Ohio elections chief certifies 2020 general election results

November 27, 2020 GMT
Ohio Secretary of State Frank LaRose speaks during a media tour of the Delaware County Board of Elections in Delaware, Ohio, Sunday, Nov. 1, 2020. (AP Photo/Paul Vernon)
Ohio Secretary of State Frank LaRose speaks during a media tour of the Delaware County Board of Elections in Delaware, Ohio, Sunday, Nov. 1, 2020. (AP Photo/Paul Vernon)

COLUMBUS, Ohio (AP) — Ohio’s elections chief certified results on Friday of a 2020 election that he said was almost flawlessly executed despite the pandemic, raising concern that President Donald Trump’s allegations of widespread fraud could be undercutting voter confidence in the process.

Republican Secretary of State Frank LaRose’s certification delivered the state’s 18 electoral votes to Trump, who beat Democratic President-elect Joe Biden in the state by 8.03 percentage points.

Republican Gov. Mike DeWine completed his part of the process soon afterward.
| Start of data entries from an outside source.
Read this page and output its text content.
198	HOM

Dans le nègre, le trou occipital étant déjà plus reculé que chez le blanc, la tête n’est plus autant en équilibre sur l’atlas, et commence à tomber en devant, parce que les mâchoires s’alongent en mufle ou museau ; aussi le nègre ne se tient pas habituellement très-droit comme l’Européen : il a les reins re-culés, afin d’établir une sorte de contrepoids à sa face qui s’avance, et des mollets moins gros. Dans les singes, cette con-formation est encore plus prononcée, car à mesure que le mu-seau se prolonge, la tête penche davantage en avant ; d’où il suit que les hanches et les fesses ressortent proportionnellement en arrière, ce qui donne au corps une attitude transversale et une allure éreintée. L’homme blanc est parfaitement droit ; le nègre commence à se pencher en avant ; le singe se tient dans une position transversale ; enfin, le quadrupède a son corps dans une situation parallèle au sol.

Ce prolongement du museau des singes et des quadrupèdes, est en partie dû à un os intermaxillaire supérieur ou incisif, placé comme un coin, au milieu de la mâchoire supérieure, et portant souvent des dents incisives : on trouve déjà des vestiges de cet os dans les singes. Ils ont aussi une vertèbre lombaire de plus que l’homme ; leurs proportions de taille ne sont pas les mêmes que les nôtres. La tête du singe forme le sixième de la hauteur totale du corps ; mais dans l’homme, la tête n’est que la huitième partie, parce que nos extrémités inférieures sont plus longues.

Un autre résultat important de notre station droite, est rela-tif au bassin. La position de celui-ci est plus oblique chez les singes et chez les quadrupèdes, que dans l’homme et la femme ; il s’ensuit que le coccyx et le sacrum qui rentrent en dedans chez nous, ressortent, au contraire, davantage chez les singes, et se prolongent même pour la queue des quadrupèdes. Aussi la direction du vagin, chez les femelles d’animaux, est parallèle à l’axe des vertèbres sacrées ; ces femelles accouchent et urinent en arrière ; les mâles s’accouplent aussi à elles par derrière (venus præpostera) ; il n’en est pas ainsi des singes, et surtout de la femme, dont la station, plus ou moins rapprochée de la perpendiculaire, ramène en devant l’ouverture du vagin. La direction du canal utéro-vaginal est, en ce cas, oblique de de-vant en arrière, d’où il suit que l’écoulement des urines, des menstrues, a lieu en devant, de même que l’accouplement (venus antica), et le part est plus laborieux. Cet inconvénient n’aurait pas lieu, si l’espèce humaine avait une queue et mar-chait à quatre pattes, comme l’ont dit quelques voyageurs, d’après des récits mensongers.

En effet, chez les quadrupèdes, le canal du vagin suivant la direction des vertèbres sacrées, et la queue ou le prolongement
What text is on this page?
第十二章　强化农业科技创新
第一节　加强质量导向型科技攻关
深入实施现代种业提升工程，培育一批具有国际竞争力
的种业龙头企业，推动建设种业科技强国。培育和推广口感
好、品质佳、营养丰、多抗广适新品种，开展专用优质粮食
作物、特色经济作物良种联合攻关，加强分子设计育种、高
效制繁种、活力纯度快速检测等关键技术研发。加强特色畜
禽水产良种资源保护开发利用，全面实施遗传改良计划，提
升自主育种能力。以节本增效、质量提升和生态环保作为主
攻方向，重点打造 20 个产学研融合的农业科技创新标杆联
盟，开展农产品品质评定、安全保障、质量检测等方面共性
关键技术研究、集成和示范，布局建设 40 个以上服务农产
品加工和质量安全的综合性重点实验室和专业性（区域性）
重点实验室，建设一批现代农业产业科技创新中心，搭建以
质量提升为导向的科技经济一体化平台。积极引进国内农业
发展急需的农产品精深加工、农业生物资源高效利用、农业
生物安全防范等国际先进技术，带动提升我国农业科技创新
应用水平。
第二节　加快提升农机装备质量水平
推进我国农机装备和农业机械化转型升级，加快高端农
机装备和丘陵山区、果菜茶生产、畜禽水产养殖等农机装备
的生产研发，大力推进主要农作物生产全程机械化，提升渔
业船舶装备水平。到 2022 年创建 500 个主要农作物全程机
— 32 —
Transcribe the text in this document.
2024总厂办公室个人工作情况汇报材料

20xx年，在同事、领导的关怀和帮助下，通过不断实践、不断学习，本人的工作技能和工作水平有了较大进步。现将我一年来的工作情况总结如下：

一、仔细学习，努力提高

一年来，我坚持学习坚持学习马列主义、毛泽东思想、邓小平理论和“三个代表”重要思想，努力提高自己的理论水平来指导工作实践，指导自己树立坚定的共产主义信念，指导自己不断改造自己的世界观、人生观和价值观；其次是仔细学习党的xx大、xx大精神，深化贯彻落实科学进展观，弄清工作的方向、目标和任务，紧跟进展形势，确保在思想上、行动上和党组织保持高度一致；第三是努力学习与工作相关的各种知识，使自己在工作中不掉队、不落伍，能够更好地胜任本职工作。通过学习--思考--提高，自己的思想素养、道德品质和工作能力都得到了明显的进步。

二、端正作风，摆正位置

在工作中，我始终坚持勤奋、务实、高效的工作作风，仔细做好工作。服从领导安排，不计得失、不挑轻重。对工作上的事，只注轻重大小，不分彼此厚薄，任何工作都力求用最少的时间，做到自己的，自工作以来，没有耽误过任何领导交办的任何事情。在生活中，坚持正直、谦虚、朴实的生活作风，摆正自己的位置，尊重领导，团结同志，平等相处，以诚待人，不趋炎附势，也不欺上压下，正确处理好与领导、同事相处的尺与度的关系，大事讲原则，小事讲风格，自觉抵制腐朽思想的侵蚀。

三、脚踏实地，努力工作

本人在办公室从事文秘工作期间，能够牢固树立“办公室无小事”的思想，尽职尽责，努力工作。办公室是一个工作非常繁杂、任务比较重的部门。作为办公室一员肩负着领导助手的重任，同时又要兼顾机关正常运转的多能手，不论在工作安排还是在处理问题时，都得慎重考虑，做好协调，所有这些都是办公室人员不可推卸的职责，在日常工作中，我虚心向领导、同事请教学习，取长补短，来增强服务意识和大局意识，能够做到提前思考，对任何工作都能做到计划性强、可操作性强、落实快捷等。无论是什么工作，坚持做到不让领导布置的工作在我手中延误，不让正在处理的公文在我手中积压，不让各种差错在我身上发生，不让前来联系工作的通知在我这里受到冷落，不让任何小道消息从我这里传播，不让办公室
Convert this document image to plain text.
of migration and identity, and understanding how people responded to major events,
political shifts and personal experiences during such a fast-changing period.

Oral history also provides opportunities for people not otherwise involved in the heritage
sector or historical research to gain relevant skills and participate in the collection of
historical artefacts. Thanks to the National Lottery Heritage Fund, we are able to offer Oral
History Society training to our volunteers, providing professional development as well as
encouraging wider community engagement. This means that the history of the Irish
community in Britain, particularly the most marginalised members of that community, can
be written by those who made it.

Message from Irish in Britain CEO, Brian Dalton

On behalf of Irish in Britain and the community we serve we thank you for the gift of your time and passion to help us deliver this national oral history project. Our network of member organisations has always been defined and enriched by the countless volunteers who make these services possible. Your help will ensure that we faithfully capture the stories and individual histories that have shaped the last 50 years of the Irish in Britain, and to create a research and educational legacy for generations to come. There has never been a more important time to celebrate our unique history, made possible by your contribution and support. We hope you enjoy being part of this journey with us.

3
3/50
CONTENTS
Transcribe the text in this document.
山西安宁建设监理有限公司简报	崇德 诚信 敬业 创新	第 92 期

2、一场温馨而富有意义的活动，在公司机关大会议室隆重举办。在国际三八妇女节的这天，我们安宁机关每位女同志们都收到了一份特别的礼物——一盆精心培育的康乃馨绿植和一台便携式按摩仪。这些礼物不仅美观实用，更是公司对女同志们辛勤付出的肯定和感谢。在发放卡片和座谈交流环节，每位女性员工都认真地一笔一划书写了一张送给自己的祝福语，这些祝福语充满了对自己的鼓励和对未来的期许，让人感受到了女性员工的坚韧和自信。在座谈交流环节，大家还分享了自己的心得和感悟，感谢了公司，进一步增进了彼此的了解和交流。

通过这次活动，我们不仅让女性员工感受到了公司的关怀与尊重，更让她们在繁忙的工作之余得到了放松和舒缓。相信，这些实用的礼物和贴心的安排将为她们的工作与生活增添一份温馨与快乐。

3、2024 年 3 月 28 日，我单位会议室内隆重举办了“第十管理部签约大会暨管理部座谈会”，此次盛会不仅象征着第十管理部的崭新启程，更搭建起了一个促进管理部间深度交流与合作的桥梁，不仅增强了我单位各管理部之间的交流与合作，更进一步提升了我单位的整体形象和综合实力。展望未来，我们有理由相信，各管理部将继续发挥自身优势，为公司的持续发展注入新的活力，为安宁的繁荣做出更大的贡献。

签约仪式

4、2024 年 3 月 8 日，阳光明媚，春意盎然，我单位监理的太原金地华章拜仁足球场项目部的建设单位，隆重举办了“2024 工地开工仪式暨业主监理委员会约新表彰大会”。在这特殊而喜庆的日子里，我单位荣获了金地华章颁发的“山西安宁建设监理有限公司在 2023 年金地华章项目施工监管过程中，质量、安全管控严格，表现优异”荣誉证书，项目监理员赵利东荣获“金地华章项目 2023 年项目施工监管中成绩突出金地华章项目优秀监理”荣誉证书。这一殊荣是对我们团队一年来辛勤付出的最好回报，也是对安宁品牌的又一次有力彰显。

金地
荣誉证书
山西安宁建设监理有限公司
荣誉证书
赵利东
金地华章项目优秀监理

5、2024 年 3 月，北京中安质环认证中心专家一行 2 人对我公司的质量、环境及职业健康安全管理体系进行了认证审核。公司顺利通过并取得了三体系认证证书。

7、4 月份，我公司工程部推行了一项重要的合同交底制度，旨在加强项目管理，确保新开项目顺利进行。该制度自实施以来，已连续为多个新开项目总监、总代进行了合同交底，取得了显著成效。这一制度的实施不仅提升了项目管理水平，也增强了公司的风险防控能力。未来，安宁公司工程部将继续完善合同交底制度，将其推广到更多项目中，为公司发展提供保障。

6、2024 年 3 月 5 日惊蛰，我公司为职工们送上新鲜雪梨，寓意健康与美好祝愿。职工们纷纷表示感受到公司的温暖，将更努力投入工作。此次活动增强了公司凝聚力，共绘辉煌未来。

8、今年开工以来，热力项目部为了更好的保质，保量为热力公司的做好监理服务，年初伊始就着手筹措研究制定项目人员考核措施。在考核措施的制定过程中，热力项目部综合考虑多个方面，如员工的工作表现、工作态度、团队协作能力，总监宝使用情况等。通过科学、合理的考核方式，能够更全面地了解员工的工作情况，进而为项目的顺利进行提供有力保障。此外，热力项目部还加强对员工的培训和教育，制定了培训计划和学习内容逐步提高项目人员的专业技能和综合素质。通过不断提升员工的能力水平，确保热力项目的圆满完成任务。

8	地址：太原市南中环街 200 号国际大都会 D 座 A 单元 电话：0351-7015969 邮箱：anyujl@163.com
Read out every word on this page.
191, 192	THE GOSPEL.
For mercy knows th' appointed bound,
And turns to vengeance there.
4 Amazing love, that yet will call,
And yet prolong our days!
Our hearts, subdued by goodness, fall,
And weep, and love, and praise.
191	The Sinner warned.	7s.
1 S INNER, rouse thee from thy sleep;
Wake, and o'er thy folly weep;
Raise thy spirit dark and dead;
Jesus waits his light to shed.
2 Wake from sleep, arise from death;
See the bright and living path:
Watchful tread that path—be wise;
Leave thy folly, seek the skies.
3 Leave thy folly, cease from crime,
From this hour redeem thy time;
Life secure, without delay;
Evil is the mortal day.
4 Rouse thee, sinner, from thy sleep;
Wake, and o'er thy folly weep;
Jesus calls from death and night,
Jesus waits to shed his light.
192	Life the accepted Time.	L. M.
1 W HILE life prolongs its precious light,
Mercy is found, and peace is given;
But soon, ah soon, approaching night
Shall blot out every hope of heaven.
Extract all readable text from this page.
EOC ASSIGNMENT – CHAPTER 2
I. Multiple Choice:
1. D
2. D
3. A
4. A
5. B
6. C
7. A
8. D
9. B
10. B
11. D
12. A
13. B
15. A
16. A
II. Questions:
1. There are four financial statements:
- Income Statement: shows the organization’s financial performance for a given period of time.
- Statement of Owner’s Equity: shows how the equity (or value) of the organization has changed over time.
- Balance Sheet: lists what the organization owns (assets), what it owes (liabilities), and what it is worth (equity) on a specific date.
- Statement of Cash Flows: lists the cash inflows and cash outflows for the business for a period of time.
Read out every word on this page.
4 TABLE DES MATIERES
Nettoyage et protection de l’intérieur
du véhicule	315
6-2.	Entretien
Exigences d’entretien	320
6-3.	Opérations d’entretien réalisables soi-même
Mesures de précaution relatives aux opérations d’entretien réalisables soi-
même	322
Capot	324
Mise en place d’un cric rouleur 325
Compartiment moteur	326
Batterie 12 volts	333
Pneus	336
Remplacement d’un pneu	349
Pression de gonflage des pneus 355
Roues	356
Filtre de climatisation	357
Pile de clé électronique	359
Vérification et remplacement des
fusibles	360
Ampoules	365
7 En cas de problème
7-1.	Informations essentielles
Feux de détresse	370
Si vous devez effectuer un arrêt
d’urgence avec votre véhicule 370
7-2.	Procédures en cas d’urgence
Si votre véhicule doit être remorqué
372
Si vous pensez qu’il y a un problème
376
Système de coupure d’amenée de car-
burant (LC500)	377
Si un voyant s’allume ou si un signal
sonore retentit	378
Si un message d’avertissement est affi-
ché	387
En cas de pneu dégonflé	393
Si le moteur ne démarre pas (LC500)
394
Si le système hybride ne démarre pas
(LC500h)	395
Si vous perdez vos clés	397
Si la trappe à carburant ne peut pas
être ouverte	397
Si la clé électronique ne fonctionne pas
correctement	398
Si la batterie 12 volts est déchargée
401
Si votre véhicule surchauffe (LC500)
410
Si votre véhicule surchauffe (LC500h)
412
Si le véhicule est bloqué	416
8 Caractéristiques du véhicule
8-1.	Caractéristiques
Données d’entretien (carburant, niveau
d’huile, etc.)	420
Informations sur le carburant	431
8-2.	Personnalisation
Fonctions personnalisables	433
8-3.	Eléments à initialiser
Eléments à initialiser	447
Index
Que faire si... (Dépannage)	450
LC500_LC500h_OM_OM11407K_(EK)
LaRose said Trump has every right to pursue legitimate legal claims but that it will do a disservice to democracy if his challenges to the outcome all turn out to be baseless. He said trusting election outcomes is “the very foundation of our way of life in a democracy.”

“When people invent conspiracies about elections that aren’t based in reality, that’s damaging and that’s irresponsible and shouldn’t happen,” LaRose said. “Because the fact is that elections are run better and more honestly than really I think they ever have been.”

LaRose said Ohio produced an extraordinary level of access for voters, setting records with nearly 6 million votes cast and a 74% turnout that tops the average of the past 20 years.

Ohio slashed the percentage of absentee mail-in ballots disqualified for voter error to less than half a percent this year — and it did so despite a surge in first-time voters, LaRose said. Another record was made with 94% of the absentee ballots requested being returned, he said.


“Again, whether your favorite candidates won or lost, Ohioans can trust that this result was accurate and honest,” he said. “That’s our mission. That’s what we do here at the Secretary of State’s Office and that’s what we do in 88 county boards of elections.”

LaRose certified the presidential results in an event broadcast on government TV and streamed live on Facebook. He pushed back at Trump’s refusal to concede the election and to inaccurately claim its results are riddled with fraud — though without mentioning the president by name.

“Abraham Lincoln said the election belongs to the people. It was true then, and it’s just as true now,” he said.

LaRose stressed that point in a subsequent interview with The Associated Press.

“I’m patient enough to allow the president to present his evidence in a court of law and for the courts to hear that, but if there isn’t evidence to back up these claims that he’s making, then that’s a big problem,” he said. “And really it’s a disservice to the voters and to the many thousands of election officials that just ran a very challenging election.”

Democratic President-elect Joe Biden fell short of Trump in the state by 8.03 percentage points, giving Trump a slightly smaller margin of victory in the state than the 8.13 percentage points of four years ago.

After originally writing Ohio off, the former vice president made an 11th-hour campaign push into the state that Democrats have conceded was too little, too late.